In this letter to Minister Stephen Lecce, ETFO president Sam Hammond writes that modifications are required to PPM 164 to respect teacher professional judgment and to ensure families stay engaged in public education until all students can return to in-person learning.
Elementary Teachers' Federation of Ontario
Fédération des enseignantes et des enseignants de l'élémentaire de l'Ontario
136 Isabella St
Toronto ON M4Y 0B5
January 20, 2021
The Honourable Stephen Lecce
Minister of Education
438 University Ave
Toronto, ON M5G 2K8
Dear Minister Lecce:
Much of our collective focus has been on the COVID-19 pandemic’s impact on in-person learning. Educators firmly believe that quality in-person learning, when done safely, is what is best for our students. There are several actions which need to be taken to address the health and safety of our schools. However, there also remain critical issues which threaten the sustainability of emergency distance learning.
We believe modifications are required to PPM 164 to respect teacher professional judgment and to ensure families stay engaged in public education until all students can return to in-person learning. Staff have raised the issue specifically regarding the rigidity of minimum synchronous learning requirements in PPM 164. As you know, four- and five-year-olds are expected to attend 180 minutes of synchronous learning while students in grades 1-8 require a minimum of 225 minutes.

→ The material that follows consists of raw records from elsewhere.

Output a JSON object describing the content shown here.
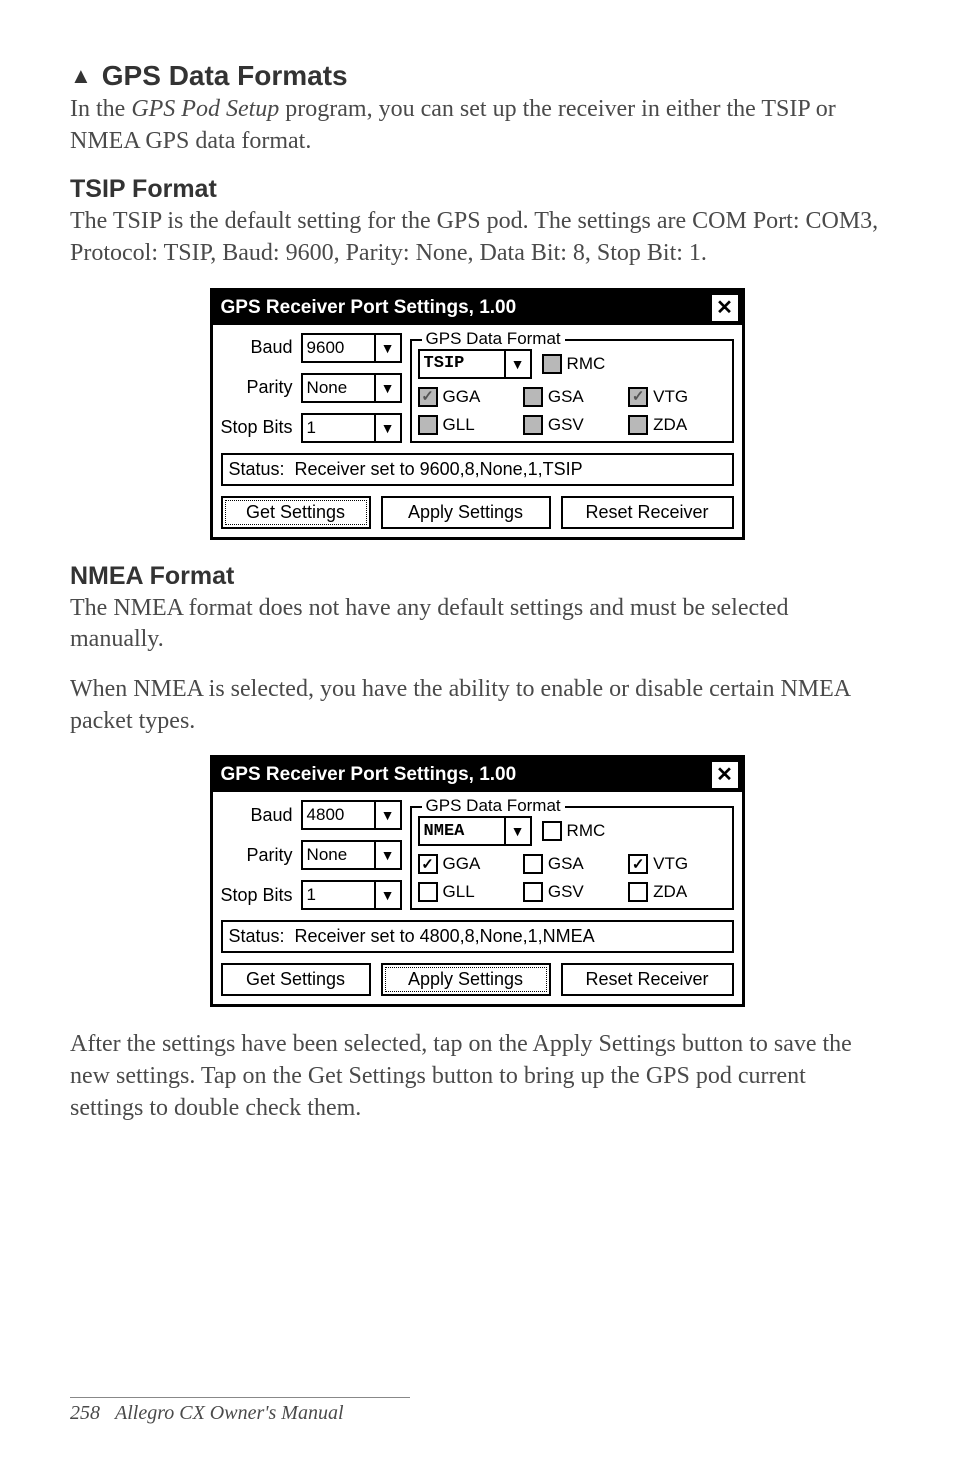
{
  "section": {
    "title": "GPS Data Formats",
    "intro_pre": "In the ",
    "intro_italic": "GPS Pod Setup",
    "intro_post": " program, you can set up the receiver in either the TSIP or NMEA GPS data format."
  },
  "tsip": {
    "heading": "TSIP Format",
    "text": "The TSIP is the default setting for the GPS pod. The settings are COM Port: COM3, Protocol: TSIP, Baud: 9600, Parity: None, Data Bit: 8, Stop Bit: 1."
  },
  "dlg1": {
    "title": "GPS Receiver Port Settings, 1.00",
    "baud_label": "Baud",
    "baud_value": "9600",
    "parity_label": "Parity",
    "parity_value": "None",
    "stopbits_label": "Stop Bits",
    "stopbits_value": "1",
    "group_label": "GPS Data Format",
    "format_value": "TSIP",
    "cb": {
      "rmc": "RMC",
      "gga": "GGA",
      "gsa": "GSA",
      "vtg": "VTG",
      "gll": "GLL",
      "gsv": "GSV",
      "zda": "ZDA"
    },
    "status_label": "Status:",
    "status_value": "Receiver set to 9600,8,None,1,TSIP",
    "btn_get": "Get Settings",
    "btn_apply": "Apply Settings",
    "btn_reset": "Reset Receiver"
  },
  "nmea": {
    "heading": "NMEA Format",
    "text1": "The NMEA format does not have any default settings and must be selected manually.",
    "text2": "When NMEA is selected, you have the ability to enable or disable certain NMEA packet types."
  },
  "dlg2": {
    "title": "GPS Receiver Port Settings, 1.00",
    "baud_label": "Baud",
    "baud_value": "4800",
    "parity_label": "Parity",
    "parity_value": "None",
    "stopbits_label": "Stop Bits",
    "stopbits_value": "1",
    "group_label": "GPS Data Format",
    "format_value": "NMEA",
    "cb": {
      "rmc": "RMC",
      "gga": "GGA",
      "gsa": "GSA",
      "vtg": "VTG",
      "gll": "GLL",
      "gsv": "GSV",
      "zda": "ZDA"
    },
    "status_label": "Status:",
    "status_value": "Receiver set to 4800,8,None,1,NMEA",
    "btn_get": "Get Settings",
    "btn_apply": "Apply Settings",
    "btn_reset": "Reset Receiver"
  },
  "after": "After the settings have been selected, tap on the Apply Settings button to save the new settings. Tap on the Get Settings button to bring up the GPS pod current settings to double check them.",
  "footer": {
    "page": "258",
    "title": "Allegro CX Owner's Manual"
  }
}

The Canadian Paediatric Society continues to counsel parents to minimize young children’s screen time. Prolonged screen time can cause sleep disturbances and lead to depression and obesity. Educators in remote learning programs need to build in breaks and physical activity for their students. The Ministry’s mandated minimum times for synchronous learning are very challenging for young children.

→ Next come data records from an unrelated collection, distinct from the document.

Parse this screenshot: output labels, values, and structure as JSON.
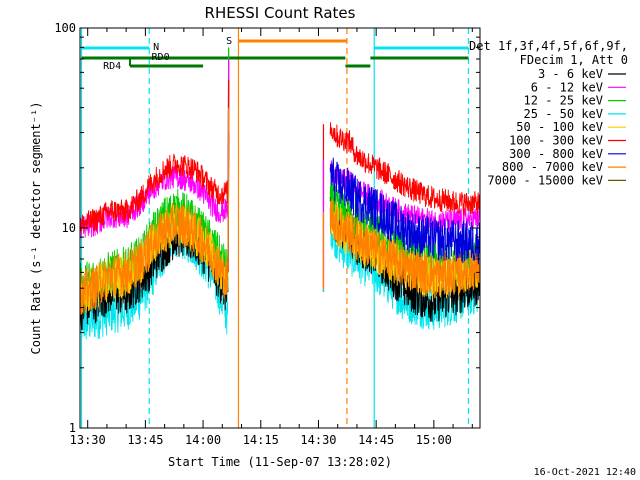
{
  "chart_data": {
    "type": "line",
    "title": "RHESSI Count Rates",
    "xlabel": "Start Time (11-Sep-07 13:28:02)",
    "ylabel": "Count Rate (s⁻¹ detector segment⁻¹)",
    "y_scale": "log",
    "ylim": [
      1,
      100
    ],
    "y_ticks": [
      "1",
      "10",
      "100"
    ],
    "x_range_minutes_of_day": [
      808,
      912
    ],
    "x_ticks": [
      "13:30",
      "13:45",
      "14:00",
      "14:15",
      "14:30",
      "14:45",
      "15:00"
    ],
    "x_tick_values_minutes": [
      810,
      825,
      840,
      855,
      870,
      885,
      900
    ],
    "legend_header": [
      "Det 1f,3f,4f,5f,6f,9f,",
      "FDecim 1, Att 0"
    ],
    "legend_position": "right",
    "timestamp": "16-Oct-2021 12:40",
    "series": [
      {
        "name": "3 - 6 keV",
        "color": "#000000",
        "anchors_x": [
          808,
          812,
          816,
          820,
          824,
          826,
          830,
          833,
          836,
          838,
          840,
          842,
          844,
          845.5,
          846.5,
          871,
          873,
          875,
          878,
          880,
          884,
          888,
          892,
          896,
          900,
          905,
          908,
          912
        ],
        "anchors_y": [
          3.9,
          4.3,
          4.8,
          4.6,
          5.6,
          6.2,
          8.0,
          9.2,
          8.8,
          8.5,
          7.6,
          6.6,
          5.6,
          5.0,
          4.3,
          null,
          13.0,
          10.5,
          9.6,
          8.2,
          7.5,
          6.2,
          5.1,
          4.6,
          4.3,
          4.6,
          4.9,
          5.3
        ]
      },
      {
        "name": "6 - 12 keV",
        "color": "#ff00ff",
        "anchors_x": [
          808,
          812,
          816,
          820,
          824,
          826,
          830,
          833,
          836,
          838,
          840,
          842,
          844,
          845.5,
          846.5,
          871,
          873,
          875,
          878,
          880,
          884,
          888,
          892,
          896,
          900,
          905,
          908,
          912
        ],
        "anchors_y": [
          10.0,
          10.4,
          11.5,
          11.2,
          13.4,
          15.0,
          17.6,
          18.2,
          17.2,
          16.4,
          15.0,
          13.2,
          12.0,
          12.2,
          12.5,
          null,
          20.0,
          17.5,
          17.0,
          15.5,
          14.2,
          13.0,
          11.8,
          11.2,
          10.8,
          10.8,
          11.0,
          11.2
        ]
      },
      {
        "name": "12 - 25 keV",
        "color": "#00cc00",
        "anchors_x": [
          808,
          812,
          816,
          820,
          824,
          826,
          830,
          833,
          836,
          838,
          840,
          842,
          844,
          845.5,
          846.5,
          871,
          873,
          875,
          878,
          880,
          884,
          888,
          892,
          896,
          900,
          905,
          908,
          912
        ],
        "anchors_y": [
          5.2,
          5.6,
          6.0,
          6.3,
          7.2,
          8.6,
          11.2,
          12.4,
          11.5,
          10.4,
          9.4,
          8.5,
          7.3,
          6.5,
          6.0,
          null,
          14.0,
          12.2,
          11.2,
          10.5,
          9.5,
          8.4,
          7.7,
          7.1,
          6.6,
          6.6,
          6.8,
          7.1
        ]
      },
      {
        "name": "25 - 50 keV",
        "color": "#00e5ee",
        "anchors_x": [
          808,
          812,
          816,
          820,
          824,
          826,
          830,
          833,
          836,
          838,
          840,
          842,
          844,
          845.5,
          846.5,
          871,
          873,
          875,
          878,
          880,
          884,
          888,
          892,
          896,
          900,
          905,
          908,
          912
        ],
        "anchors_y": [
          3.3,
          3.5,
          3.8,
          3.9,
          4.5,
          5.3,
          7.5,
          9.2,
          8.6,
          8.0,
          7.0,
          6.0,
          4.9,
          4.0,
          3.6,
          null,
          10.5,
          8.5,
          7.5,
          6.9,
          6.2,
          5.3,
          4.4,
          4.1,
          3.9,
          4.2,
          4.5,
          4.8
        ]
      },
      {
        "name": "50 - 100 keV",
        "color": "#ffcc00",
        "anchors_x": [
          808,
          812,
          816,
          820,
          824,
          826,
          830,
          833,
          836,
          838,
          840,
          842,
          844,
          845.5,
          846.5,
          871,
          873,
          875,
          878,
          880,
          884,
          888,
          892,
          896,
          900,
          905,
          908,
          912
        ],
        "anchors_y": [
          4.6,
          5.0,
          5.6,
          5.8,
          6.6,
          7.8,
          9.6,
          10.5,
          10.0,
          9.2,
          8.4,
          7.5,
          6.4,
          5.6,
          5.2,
          null,
          11.5,
          10.0,
          9.3,
          8.5,
          7.7,
          6.9,
          6.3,
          5.9,
          5.6,
          5.8,
          6.0,
          6.3
        ]
      },
      {
        "name": "100 - 300 keV",
        "color": "#ff0000",
        "anchors_x": [
          808,
          812,
          816,
          820,
          824,
          826,
          830,
          833,
          836,
          838,
          840,
          842,
          844,
          845.5,
          846.5,
          871,
          873,
          875,
          878,
          880,
          884,
          888,
          892,
          896,
          900,
          905,
          908,
          912
        ],
        "anchors_y": [
          10.3,
          11.0,
          12.2,
          12.1,
          14.2,
          16.4,
          19.6,
          21.0,
          20.3,
          19.5,
          17.8,
          16.0,
          14.8,
          15.0,
          15.2,
          null,
          32.0,
          28.5,
          27.0,
          23.0,
          20.5,
          18.5,
          16.5,
          15.0,
          14.0,
          13.5,
          13.3,
          13.3
        ]
      },
      {
        "name": "300 - 800 keV",
        "color": "#0000dd",
        "anchors_x": [
          808,
          812,
          816,
          820,
          824,
          826,
          830,
          833,
          836,
          838,
          840,
          842,
          844,
          845.5,
          846.5,
          871,
          873,
          875,
          878,
          880,
          884,
          888,
          892,
          896,
          900,
          905,
          908,
          912
        ],
        "anchors_y": [
          null,
          null,
          null,
          null,
          null,
          null,
          null,
          null,
          null,
          null,
          null,
          null,
          null,
          null,
          null,
          null,
          19.0,
          16.5,
          15.5,
          14.0,
          12.8,
          11.2,
          10.0,
          9.2,
          8.8,
          8.6,
          8.5,
          8.5
        ]
      },
      {
        "name": "800 - 7000 keV",
        "color": "#ff8000",
        "anchors_x": [
          808,
          812,
          816,
          820,
          824,
          826,
          830,
          833,
          836,
          838,
          840,
          842,
          844,
          845.5,
          846.5,
          871,
          873,
          875,
          878,
          880,
          884,
          888,
          892,
          896,
          900,
          905,
          908,
          912
        ],
        "anchors_y": [
          4.7,
          5.1,
          5.8,
          6.0,
          6.8,
          8.0,
          9.8,
          10.7,
          10.2,
          9.4,
          8.6,
          7.6,
          6.5,
          5.7,
          5.3,
          null,
          12.0,
          10.3,
          9.6,
          8.8,
          8.0,
          7.2,
          6.5,
          6.1,
          5.8,
          5.9,
          6.1,
          6.4
        ]
      },
      {
        "name": "7000 - 15000 keV",
        "color": "#6b5a00",
        "anchors_x": [
          808,
          812,
          816,
          820,
          824,
          826,
          830,
          833,
          836,
          838,
          840,
          842,
          844,
          845.5,
          846.5,
          871,
          873,
          875,
          878,
          880,
          884,
          888,
          892,
          896,
          900,
          905,
          908,
          912
        ],
        "anchors_y": [
          null,
          null,
          null,
          null,
          null,
          null,
          null,
          null,
          null,
          null,
          null,
          null,
          null,
          null,
          null,
          null,
          null,
          null,
          null,
          null,
          null,
          null,
          null,
          null,
          null,
          null,
          null,
          null
        ]
      }
    ],
    "spike_minutes": [
      846.5,
      871.3
    ],
    "vertical_markers": [
      {
        "x": 808.4,
        "color": "#00e5ee",
        "style": "solid"
      },
      {
        "x": 826.0,
        "color": "#00e5ee",
        "style": "dashed"
      },
      {
        "x": 849.2,
        "color": "#ff8000",
        "style": "solid"
      },
      {
        "x": 877.4,
        "color": "#ff8000",
        "style": "dashed"
      },
      {
        "x": 884.5,
        "color": "#00e5ee",
        "style": "solid"
      },
      {
        "x": 909.0,
        "color": "#00e5ee",
        "style": "dashed"
      }
    ],
    "annotations": [
      {
        "text": "N",
        "color": "#00e5ee",
        "x": 827.0
      },
      {
        "text": "RD0",
        "color": "#007700",
        "x": 826.6
      },
      {
        "text": "RD4",
        "color": "#007700",
        "x": 814.0
      },
      {
        "text": "S",
        "color": "#ff8000",
        "x": 846.0
      }
    ],
    "status_bars": {
      "night": [
        {
          "from": 808.4,
          "to": 826.0,
          "color": "#00e5ee"
        },
        {
          "from": 884.5,
          "to": 909.0,
          "color": "#00e5ee"
        }
      ],
      "saa": [
        {
          "from": 849.2,
          "to": 877.4,
          "color": "#ff8000"
        }
      ],
      "rd_bars_upper": [
        {
          "from": 808.4,
          "to": 877.0,
          "color": "#007700"
        },
        {
          "from": 877.0,
          "to": 883.5,
          "color": "#007700"
        },
        {
          "from": 883.5,
          "to": 909.0,
          "color": "#007700"
        }
      ],
      "rd_bars_lower": [
        {
          "from": 821.0,
          "to": 840.0,
          "color": "#007700"
        }
      ]
    }
  }
}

Educators are still seeing many of the same challenges that occurred last spring for some families including sick family members, stress, lack of engagement, no adult at home to supervise, limitations of technology and internet connectivity issues. They are left to do their best to accommodate a wide variety of specific needs related to the online elements while also supporting existing learning needs.
As you know, many educators are also parents themselves and are balancing multiple responsibilities as they support their students through this pandemic. Providing local school boards the flexibility to respond to the needs of education workers, is necessary to sustain this type of programming.

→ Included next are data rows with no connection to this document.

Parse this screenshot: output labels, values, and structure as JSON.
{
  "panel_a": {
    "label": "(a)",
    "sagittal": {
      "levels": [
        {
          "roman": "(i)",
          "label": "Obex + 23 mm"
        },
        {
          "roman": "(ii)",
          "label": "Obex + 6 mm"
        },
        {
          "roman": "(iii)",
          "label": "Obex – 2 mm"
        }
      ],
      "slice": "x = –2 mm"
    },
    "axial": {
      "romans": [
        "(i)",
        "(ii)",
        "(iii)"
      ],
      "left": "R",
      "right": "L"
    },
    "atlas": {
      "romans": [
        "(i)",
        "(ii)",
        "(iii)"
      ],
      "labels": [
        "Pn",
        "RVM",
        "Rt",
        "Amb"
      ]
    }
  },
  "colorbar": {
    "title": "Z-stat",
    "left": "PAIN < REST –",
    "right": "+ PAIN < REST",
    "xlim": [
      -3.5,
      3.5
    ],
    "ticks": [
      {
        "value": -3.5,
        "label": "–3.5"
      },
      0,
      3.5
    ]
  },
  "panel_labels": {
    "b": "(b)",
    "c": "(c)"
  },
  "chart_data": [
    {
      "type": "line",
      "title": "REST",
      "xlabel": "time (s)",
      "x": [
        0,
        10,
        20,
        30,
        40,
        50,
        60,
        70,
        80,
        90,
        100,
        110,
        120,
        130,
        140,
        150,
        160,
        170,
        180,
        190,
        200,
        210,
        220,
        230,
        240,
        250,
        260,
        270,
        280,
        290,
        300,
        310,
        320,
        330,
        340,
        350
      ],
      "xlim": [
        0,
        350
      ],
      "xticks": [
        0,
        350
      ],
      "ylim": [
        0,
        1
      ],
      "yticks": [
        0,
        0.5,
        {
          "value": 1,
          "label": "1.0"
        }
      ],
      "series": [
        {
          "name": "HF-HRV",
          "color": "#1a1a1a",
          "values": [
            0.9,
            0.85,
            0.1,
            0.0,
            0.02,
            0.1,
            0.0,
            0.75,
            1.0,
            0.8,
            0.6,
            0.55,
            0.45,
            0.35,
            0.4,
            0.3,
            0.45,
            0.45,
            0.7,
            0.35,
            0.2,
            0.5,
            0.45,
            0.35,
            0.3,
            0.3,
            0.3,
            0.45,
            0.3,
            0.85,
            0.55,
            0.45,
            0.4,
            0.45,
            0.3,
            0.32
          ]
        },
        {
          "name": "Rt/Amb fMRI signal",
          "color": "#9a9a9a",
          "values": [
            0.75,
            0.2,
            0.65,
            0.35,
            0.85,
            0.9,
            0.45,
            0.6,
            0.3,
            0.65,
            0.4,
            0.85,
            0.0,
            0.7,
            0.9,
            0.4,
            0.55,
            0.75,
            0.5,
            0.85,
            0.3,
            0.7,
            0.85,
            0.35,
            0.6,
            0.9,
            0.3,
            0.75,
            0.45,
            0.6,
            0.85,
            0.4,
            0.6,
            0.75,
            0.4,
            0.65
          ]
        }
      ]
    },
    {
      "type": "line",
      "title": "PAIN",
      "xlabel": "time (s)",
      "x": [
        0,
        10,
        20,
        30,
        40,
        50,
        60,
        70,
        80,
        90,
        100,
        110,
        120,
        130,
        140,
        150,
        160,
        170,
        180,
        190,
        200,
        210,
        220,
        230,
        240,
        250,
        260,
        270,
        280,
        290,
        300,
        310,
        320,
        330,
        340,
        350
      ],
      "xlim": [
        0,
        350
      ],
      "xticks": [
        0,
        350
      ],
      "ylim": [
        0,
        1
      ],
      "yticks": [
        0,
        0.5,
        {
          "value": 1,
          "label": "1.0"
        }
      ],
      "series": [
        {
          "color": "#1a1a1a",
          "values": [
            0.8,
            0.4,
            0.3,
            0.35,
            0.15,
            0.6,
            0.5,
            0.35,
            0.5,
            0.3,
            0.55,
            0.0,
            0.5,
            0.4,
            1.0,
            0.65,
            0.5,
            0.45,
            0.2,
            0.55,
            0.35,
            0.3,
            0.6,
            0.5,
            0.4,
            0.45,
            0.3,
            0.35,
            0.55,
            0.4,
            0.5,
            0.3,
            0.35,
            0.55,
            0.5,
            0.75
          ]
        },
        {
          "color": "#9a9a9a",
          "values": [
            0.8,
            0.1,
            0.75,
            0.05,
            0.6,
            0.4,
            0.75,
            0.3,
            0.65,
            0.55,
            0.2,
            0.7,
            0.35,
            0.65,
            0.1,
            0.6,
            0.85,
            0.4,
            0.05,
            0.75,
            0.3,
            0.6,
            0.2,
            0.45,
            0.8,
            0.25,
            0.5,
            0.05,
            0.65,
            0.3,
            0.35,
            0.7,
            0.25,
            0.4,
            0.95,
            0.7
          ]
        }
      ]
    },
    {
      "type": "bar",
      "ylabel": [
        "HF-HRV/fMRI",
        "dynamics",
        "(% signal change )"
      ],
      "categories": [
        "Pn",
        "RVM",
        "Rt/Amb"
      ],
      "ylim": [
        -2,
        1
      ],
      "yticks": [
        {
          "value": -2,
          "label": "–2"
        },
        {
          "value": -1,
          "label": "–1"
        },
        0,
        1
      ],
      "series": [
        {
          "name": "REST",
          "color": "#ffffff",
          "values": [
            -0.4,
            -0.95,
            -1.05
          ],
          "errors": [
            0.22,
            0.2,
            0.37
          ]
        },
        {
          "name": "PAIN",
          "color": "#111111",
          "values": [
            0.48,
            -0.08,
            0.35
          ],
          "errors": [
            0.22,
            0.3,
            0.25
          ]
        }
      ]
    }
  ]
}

With a membership that is over 80% women, we are acutely aware of the disproportionate impact this pandemic has had on women. The disruptions to childcare and school resulting from the pandemic, as well as the effect of necessary public health measures, such as limiting contact to a single household, have led to many challenges. These extra burdens for Ontario families have been largely carried by women.
We are focused on ensuring families stay engaged in public education despite the significant challenges and frequent closing of schools. We are also deeply concerned about the impact on educators’ well-being caused by the rigidity of certain directions from the Ministry, like PPM 164. These concerns have been raised by staff with the Deputy Minister and I hope that modifications are forthcoming.